Paris-Aligned Climate Lobbying

Resolution Text

RESOLVED

Shareholders request that the Board of Directors conduct an evaluation and issue a report within the next year (at reasonable cost, omitting proprietary information) describing if, and how, American Airlines’ lobbying activities (directly and indirectly through trade associations and social welfare and nonprofit organizations) align with the Paris Climate Agreement’s aspirational goal of limiting average global warming to 1.5 degrees Celsius. The report should also address the risks presented by any misaligned lobbying and the company’s plans, if any, to mitigate these risks.  

 Supporting Statement 

According to the most recent “Emissions Gap Report” from the United Nations Environment Programme (10/26/21)1, critical gaps remain between the commitments of national governments and the actions necessary to prevent the worst effects of climate change. Companies have an important and constructive role to play in enabling policymakers to close these gaps. 

 Corporate lobbying activities inconsistent with meeting the goals of the Paris Agreement and holding global warming to 1.5 degrees Celsius over pre-industrial levels, present regulatory, reputational and legal risks to companies.

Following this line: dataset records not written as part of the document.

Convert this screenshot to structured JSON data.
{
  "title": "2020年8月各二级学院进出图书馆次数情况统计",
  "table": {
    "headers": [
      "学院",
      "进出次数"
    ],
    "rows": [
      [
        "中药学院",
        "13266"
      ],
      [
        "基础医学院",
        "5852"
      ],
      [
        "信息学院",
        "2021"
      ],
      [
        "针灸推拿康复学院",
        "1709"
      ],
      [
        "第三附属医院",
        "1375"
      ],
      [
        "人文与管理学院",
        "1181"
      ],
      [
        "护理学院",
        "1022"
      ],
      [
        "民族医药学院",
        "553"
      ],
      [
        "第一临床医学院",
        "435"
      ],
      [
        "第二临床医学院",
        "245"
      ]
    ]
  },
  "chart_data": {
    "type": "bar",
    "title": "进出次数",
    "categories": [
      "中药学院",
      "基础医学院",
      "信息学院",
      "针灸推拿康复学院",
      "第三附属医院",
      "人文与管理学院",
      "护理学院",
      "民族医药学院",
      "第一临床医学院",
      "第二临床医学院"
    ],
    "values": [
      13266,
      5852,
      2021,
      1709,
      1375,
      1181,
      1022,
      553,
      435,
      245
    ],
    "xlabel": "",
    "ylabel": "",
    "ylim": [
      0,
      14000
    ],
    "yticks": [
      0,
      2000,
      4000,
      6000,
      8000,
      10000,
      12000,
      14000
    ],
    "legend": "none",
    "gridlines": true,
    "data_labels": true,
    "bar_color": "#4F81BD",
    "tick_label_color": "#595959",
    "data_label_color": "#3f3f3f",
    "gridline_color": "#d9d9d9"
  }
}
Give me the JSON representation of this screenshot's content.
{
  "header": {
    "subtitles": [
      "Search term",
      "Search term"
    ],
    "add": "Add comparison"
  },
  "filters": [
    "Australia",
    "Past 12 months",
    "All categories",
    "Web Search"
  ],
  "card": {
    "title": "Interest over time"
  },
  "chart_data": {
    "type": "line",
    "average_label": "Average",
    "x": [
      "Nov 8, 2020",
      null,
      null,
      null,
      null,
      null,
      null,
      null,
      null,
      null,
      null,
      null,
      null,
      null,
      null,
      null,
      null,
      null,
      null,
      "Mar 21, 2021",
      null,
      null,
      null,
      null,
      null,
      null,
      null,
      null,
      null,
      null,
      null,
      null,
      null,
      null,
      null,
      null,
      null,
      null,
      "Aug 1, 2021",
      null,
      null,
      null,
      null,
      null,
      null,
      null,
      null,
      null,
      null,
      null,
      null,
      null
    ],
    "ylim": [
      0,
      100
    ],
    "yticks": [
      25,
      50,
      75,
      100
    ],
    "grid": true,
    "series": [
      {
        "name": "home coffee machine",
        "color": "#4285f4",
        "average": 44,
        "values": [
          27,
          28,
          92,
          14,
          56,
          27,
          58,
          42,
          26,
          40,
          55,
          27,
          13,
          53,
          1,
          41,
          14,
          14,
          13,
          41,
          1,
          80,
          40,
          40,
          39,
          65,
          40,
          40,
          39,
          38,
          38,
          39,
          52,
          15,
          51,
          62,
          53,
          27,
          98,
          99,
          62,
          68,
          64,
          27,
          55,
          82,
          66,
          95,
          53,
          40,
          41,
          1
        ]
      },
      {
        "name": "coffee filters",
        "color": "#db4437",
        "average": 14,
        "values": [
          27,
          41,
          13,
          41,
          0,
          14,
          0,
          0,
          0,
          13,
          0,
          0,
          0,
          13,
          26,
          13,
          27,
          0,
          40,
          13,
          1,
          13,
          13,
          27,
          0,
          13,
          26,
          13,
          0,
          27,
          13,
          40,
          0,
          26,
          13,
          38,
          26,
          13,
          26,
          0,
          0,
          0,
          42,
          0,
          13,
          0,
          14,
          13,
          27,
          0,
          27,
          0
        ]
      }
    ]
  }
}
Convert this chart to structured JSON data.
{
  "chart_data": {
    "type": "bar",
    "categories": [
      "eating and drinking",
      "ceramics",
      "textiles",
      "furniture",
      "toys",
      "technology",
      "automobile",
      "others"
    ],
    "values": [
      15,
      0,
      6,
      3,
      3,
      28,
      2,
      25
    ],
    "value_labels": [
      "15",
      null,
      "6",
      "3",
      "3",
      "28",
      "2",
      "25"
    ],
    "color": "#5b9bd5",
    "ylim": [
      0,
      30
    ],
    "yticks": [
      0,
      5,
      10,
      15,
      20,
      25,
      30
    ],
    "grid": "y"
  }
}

Such policy engagement also presents systemic risks to our economies and markets, as delays in implementation of the Paris Agreement increase the physical risks of climate change, undermine economic stability, and introduce uncertainty and volatility into investment portfolios. Paris-aligned climate lobbying helps to mitigate these risks and contributes positively to the long-term value of companies. 

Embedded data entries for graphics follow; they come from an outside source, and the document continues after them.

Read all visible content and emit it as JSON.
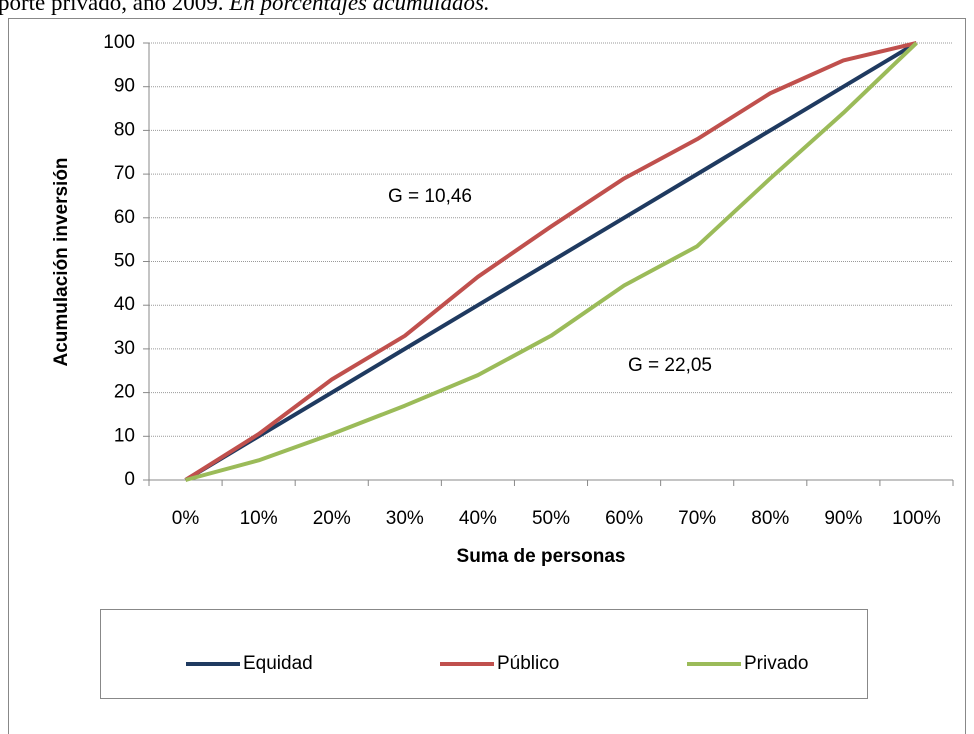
{
  "chart_data": {
    "type": "line",
    "title": "porte privado, año 2009.",
    "subtitle": "En porcentajes acumulados.",
    "x_label": "Suma de personas",
    "y_label": "Acumulación inversión",
    "categories": [
      "0%",
      "10%",
      "20%",
      "30%",
      "40%",
      "50%",
      "60%",
      "70%",
      "80%",
      "90%",
      "100%"
    ],
    "series": [
      {
        "name": "Equidad",
        "color": "#1f3a60",
        "values": [
          0,
          10,
          20,
          30,
          40,
          50,
          60,
          70,
          80,
          90,
          100
        ]
      },
      {
        "name": "Público",
        "color": "#c0504d",
        "values": [
          0,
          10.5,
          23,
          33,
          46.5,
          58,
          69,
          78,
          88.5,
          96,
          100
        ]
      },
      {
        "name": "Privado",
        "color": "#9bbb59",
        "values": [
          0,
          4.5,
          10.5,
          17,
          24,
          33,
          44.5,
          53.5,
          69,
          84,
          100
        ]
      }
    ],
    "ylim": [
      0,
      100
    ],
    "yticks": [
      0,
      10,
      20,
      30,
      40,
      50,
      60,
      70,
      80,
      90,
      100
    ],
    "grid": true,
    "legend": "bottom",
    "annotations": [
      "G = 10,46",
      "G = 22,05"
    ]
  }
}
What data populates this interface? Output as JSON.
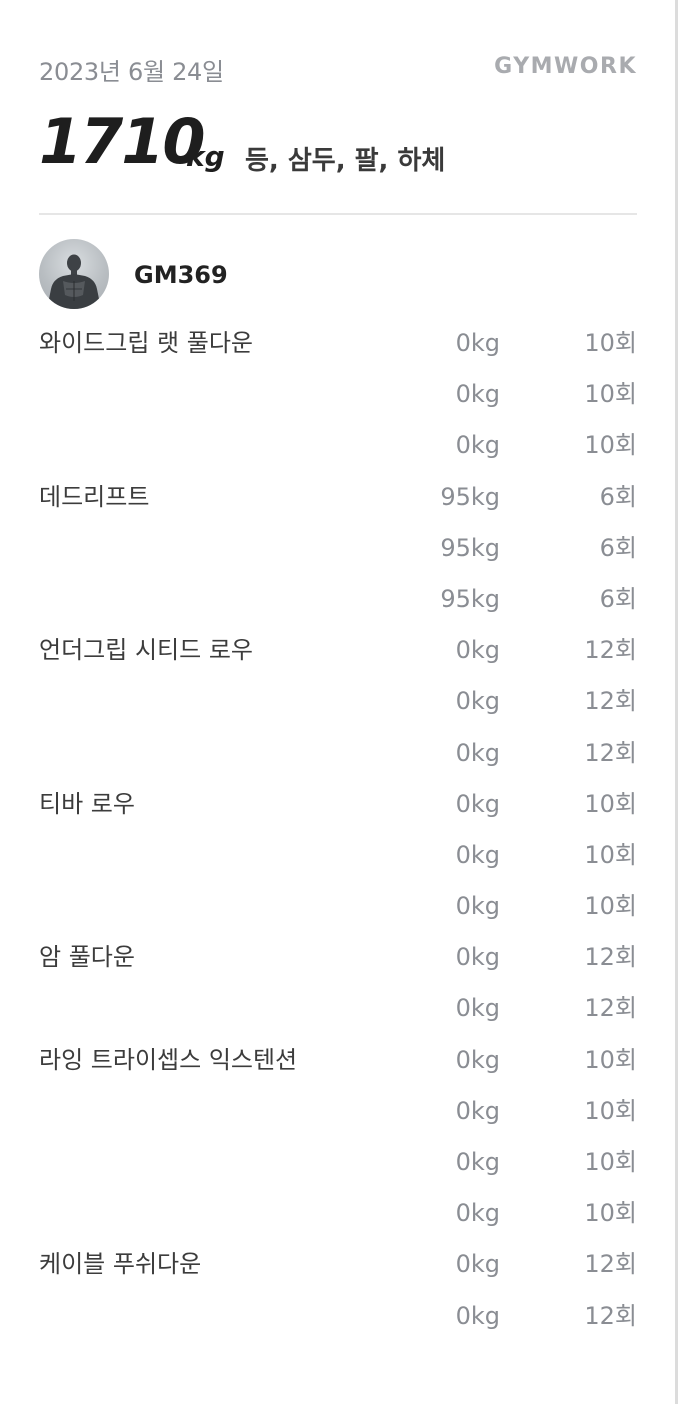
{
  "header": {
    "date": "2023년 6월 24일",
    "brand": "GYMWORK"
  },
  "summary": {
    "total_weight": "1710",
    "unit": "kg",
    "body_parts": "등, 삼두, 팔, 하체"
  },
  "user": {
    "name": "GM369"
  },
  "sets": [
    {
      "exercise": "와이드그립 랫 풀다운",
      "weight": "0kg",
      "reps": "10회"
    },
    {
      "exercise": "",
      "weight": "0kg",
      "reps": "10회"
    },
    {
      "exercise": "",
      "weight": "0kg",
      "reps": "10회"
    },
    {
      "exercise": "데드리프트",
      "weight": "95kg",
      "reps": "6회"
    },
    {
      "exercise": "",
      "weight": "95kg",
      "reps": "6회"
    },
    {
      "exercise": "",
      "weight": "95kg",
      "reps": "6회"
    },
    {
      "exercise": "언더그립 시티드 로우",
      "weight": "0kg",
      "reps": "12회"
    },
    {
      "exercise": "",
      "weight": "0kg",
      "reps": "12회"
    },
    {
      "exercise": "",
      "weight": "0kg",
      "reps": "12회"
    },
    {
      "exercise": "티바 로우",
      "weight": "0kg",
      "reps": "10회"
    },
    {
      "exercise": "",
      "weight": "0kg",
      "reps": "10회"
    },
    {
      "exercise": "",
      "weight": "0kg",
      "reps": "10회"
    },
    {
      "exercise": "암 풀다운",
      "weight": "0kg",
      "reps": "12회"
    },
    {
      "exercise": "",
      "weight": "0kg",
      "reps": "12회"
    },
    {
      "exercise": "라잉 트라이셉스 익스텐션",
      "weight": "0kg",
      "reps": "10회"
    },
    {
      "exercise": "",
      "weight": "0kg",
      "reps": "10회"
    },
    {
      "exercise": "",
      "weight": "0kg",
      "reps": "10회"
    },
    {
      "exercise": "",
      "weight": "0kg",
      "reps": "10회"
    },
    {
      "exercise": "케이블 푸쉬다운",
      "weight": "0kg",
      "reps": "12회"
    },
    {
      "exercise": "",
      "weight": "0kg",
      "reps": "12회"
    }
  ]
}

Of particular concern are the trade associations and other politically active organizations that speak for business but, unfortunately, too often present forceful obstacles to progress in addressing the climate crisis. When a company presents itself as a proponent of climate action but funds organizations that work against policy solutions, they open themselves up to reputational damage, especially in this age of social media. 

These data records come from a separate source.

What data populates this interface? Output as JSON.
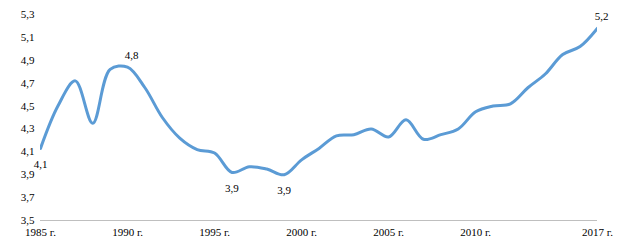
{
  "chart_data": {
    "type": "line",
    "x": [
      1985,
      1986,
      1987,
      1988,
      1989,
      1990,
      1991,
      1992,
      1993,
      1994,
      1995,
      1996,
      1997,
      1998,
      1999,
      2000,
      2001,
      2002,
      2003,
      2004,
      2005,
      2006,
      2007,
      2008,
      2009,
      2010,
      2011,
      2012,
      2013,
      2014,
      2015,
      2016,
      2017
    ],
    "values": [
      4.13,
      4.5,
      4.72,
      4.35,
      4.82,
      4.84,
      4.66,
      4.4,
      4.22,
      4.12,
      4.09,
      3.92,
      3.97,
      3.95,
      3.9,
      4.03,
      4.13,
      4.24,
      4.25,
      4.3,
      4.23,
      4.38,
      4.21,
      4.25,
      4.3,
      4.45,
      4.5,
      4.52,
      4.66,
      4.78,
      4.95,
      5.02,
      5.18
    ],
    "color": "#5b9bd5",
    "xlim": [
      1985,
      2017
    ],
    "xticks": [
      {
        "value": 1985,
        "label": "1985 г."
      },
      {
        "value": 1990,
        "label": "1990 г."
      },
      {
        "value": 1995,
        "label": "1995 г."
      },
      {
        "value": 2000,
        "label": "2000 г."
      },
      {
        "value": 2005,
        "label": "2005 г."
      },
      {
        "value": 2010,
        "label": "2010 г."
      },
      {
        "value": 2017,
        "label": "2017 г."
      }
    ],
    "ylim": [
      3.5,
      5.3
    ],
    "yticks": [
      {
        "value": 3.5,
        "label": "3,5"
      },
      {
        "value": 3.7,
        "label": "3,7"
      },
      {
        "value": 3.9,
        "label": "3,9"
      },
      {
        "value": 4.1,
        "label": "4,1"
      },
      {
        "value": 4.3,
        "label": "4,3"
      },
      {
        "value": 4.5,
        "label": "4,5"
      },
      {
        "value": 4.7,
        "label": "4,7"
      },
      {
        "value": 4.9,
        "label": "4,9"
      },
      {
        "value": 5.1,
        "label": "5,1"
      },
      {
        "value": 5.3,
        "label": "5,3"
      }
    ],
    "grid": false,
    "annotations": [
      {
        "x": 1985,
        "text": "4,1"
      },
      {
        "x": 1990,
        "text": "4,8"
      },
      {
        "x": 1996,
        "text": "3,9"
      },
      {
        "x": 1999,
        "text": "3,9"
      },
      {
        "x": 2017,
        "text": "5,2"
      }
    ]
  }
}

As investors, we view fulfillment of the Paris Agreement’s agreed goal—to hold the increase in the global average temperature to “well below” 2°C above preindustrial levels, and to pursue efforts to limit the temperature increase to 1.5°C— as an imperative. Unabated climate change will have a devastating impact on our economies, on political stability and therefore on our clients, plan beneficiaries, and the value of their portfolios. We see future “business as usual” scenarios of 3-4°C or greater as both unacceptable and uninvestable. 

We commend American for setting a goal of net zero emissions by 2050 and for reporting in line with TCFD in its 2020 Sustainability Report2. But 200 institutional investors managing $6.5 trillion wrote to American in 20193, seeking an answer to a different question: How does American Airlines work to ensure that its direct and indirect lobbying activities align with the Paris Agreement’s goals, and what does the company do to address any misalignments it has found? After a follow-up letter in 2020, American only acknowledged receipt and referenced their Sustainability report. 

Thus, we urge the Board and management to assess the company’s lobbying on climate policy and report to shareholders.